The U.S. Department of Agriculture is weighing dramatic changes to the Supplemental Nutrition Assistance Program, also known as food stamps, the $73 billion social safety net that feeds 42 million Americans, according to a conservative group that met with senior officials there this week.
The USDA is considering proposals to let states impose new restrictions on purchases of soda and candy and require SNAP candidates to apply in person, according to the Secretaries Innovation Group (SIG), which represents state social service secretaries from 20 Republican administrations. The agency is also considering a proposal to allow states to reduce payments to some groups of people, including undocumented immigrants’ citizen children.
Members of SIG, including the group’s executive director, Jason Turner, met with Brandon Lipps, the USDA official in charge of the food stamp program, on Tuesday. During that meeting, Turner said, Lipps indicated that changes were coming to the program that would “line up closely” with a set of 14 specific policy proposals made earlier this year by SIG.
After the meeting, the USDA announced that it was planning new state “flexibilities” in the food stamp program. Through an existing waiver program, the agency can allow states to enact food stamp policies that differ from the program’s national guidelines. But in a Friday interview, Lipps declined to confirm or deny whether those flexibilities would mirror SIG’s proposals.
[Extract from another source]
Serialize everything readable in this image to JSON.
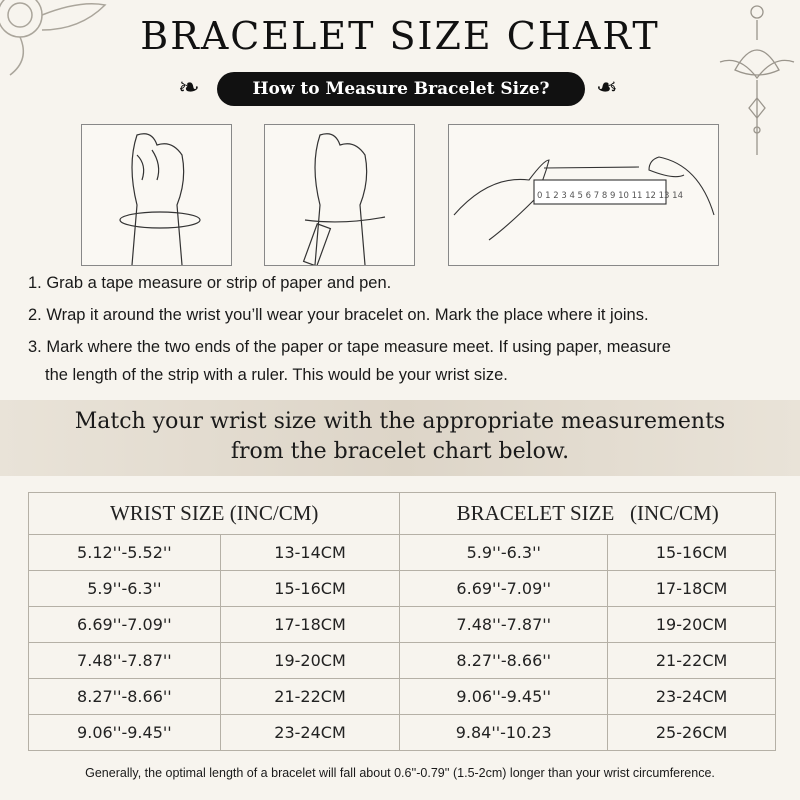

One USDA official with knowledge of the coming program changes, speaking on the condition of anonymity because the agency has not publicized any details yet, said the administration is considering proposals from SIG and other organizations.
“I think our goal right now is to serve the population that Congress intended us to serve,” Lipps said.
In the past, the USDA has rejected requests from states to take some of the actions SIG has suggested, particularly limiting the types of foods that people can buy with food stamps.
SNAP is America’s largest anti-hunger program, providing an average benefit of $125 per person each month to 42 million Americans. The majority of SNAP recipients are children or seniors, though participation rose sharply across all demographic groups during and after the recession, peaking in 2013 at 47.6 million.
The secretaries’ proposals would allow states to significantly change how they offer nutrition assistance. Through the use of the waivers, the USDA could unilaterally enact the proposals on a state-by-state basis without further congressional action, according to experts who reviewed the proposals at The Washington Post’s request.
One of the more controversial proposals involves a recommendation that the USDA ban “harmful” foods, such as soda and candy, from being purchased with food stamps. SIG also proposes that the program allow the purchase of only specific, “approved” foods, similar to what the Women, Infants and Children (WIC) program does.
“The Supplemental Nutrition Assistance Program is intended to subsidize nutrition for needy families,” reads SIG’s proposal, which was submitted to the USDA and Republican congressional leadership, and obtained by The Post. “However, too many recipients are utilizing their benefit to purchase items that are not only void of nutrition, they are damaging to their health.”
If adopted, those sorts of limitations would represent a major break from USDA precedent. Over the past decade, the agency has rejected requests from a number of localities – including Maine, Minnesota and New York City – that sought to impose similar limitations on their programs. Officials have historically cited a lack of solid evidence that soda and junk food bans change SNAP recipients’ diets.
Such bans are also anathema to anti-hunger advocates, who argue that food limits further stigmatize the poor, and to the grocery industry, which says such changes would necessitate costly overhauls of their point-of-sale systems.
Many of the group’s other proposals involve allegations of fraud, particularly around the resale of SNAP benefits. (The USDA has said this type of reselling is not a significant problem, affecting only 1 percent of total benefits.)
Historically, the USDA has allowed any member of a household to use the Electronic Benefit Transfer cards on which their food stamps are stored. The secretaries propose limiting the card to two people, to prevent unauthorized use.
They also recommend that applicants be required to apply for benefits in person, as opposed to online or over the phone, as is common, particularly in rural areas.
And the secretaries’ plan eliminates a provision that allows multiple families living in a single house to apply for food stamps separately, out of concern that some adults have abused the rule to access more benefits than they’re eligible for. But the provision could also slash benefits for low-income families in high-rent areas, who do genuinely share a house or apartment with other people.
Similarly, the secretaries propose a change to the SNAP benefits for citizen children of undocumented immigrants, suggesting that parents’ income be included in benefit calculations. Because children list no income otherwise, this would probably slash their benefits, experts said.
In his letter to policymakers in August, Turner explained that the proposed changes would refocus the program on the people most in need of it, a focus that he believes was lost under the past two administrations.
But experts on both sides of the political spectrum have questioned whether the proposals, if adopted, would have the effects state secretaries intend.
There is little empirical evidence to suggest that these specific proposals will reduce fraud or increase nutrition, said Vincent Smith, director of the agriculture studies program at the conservative American Enterprise Institute. At the same time, there is reason to believe that cracking down on those practices would increase the cost of the program.
“This is really a cost-benefit issue,” Smith said. “Every time you constrain the use of food stamps, you are imposing an increase in administrative costs. The question is whether that increase in negligible. And in this case, it’s probably not.”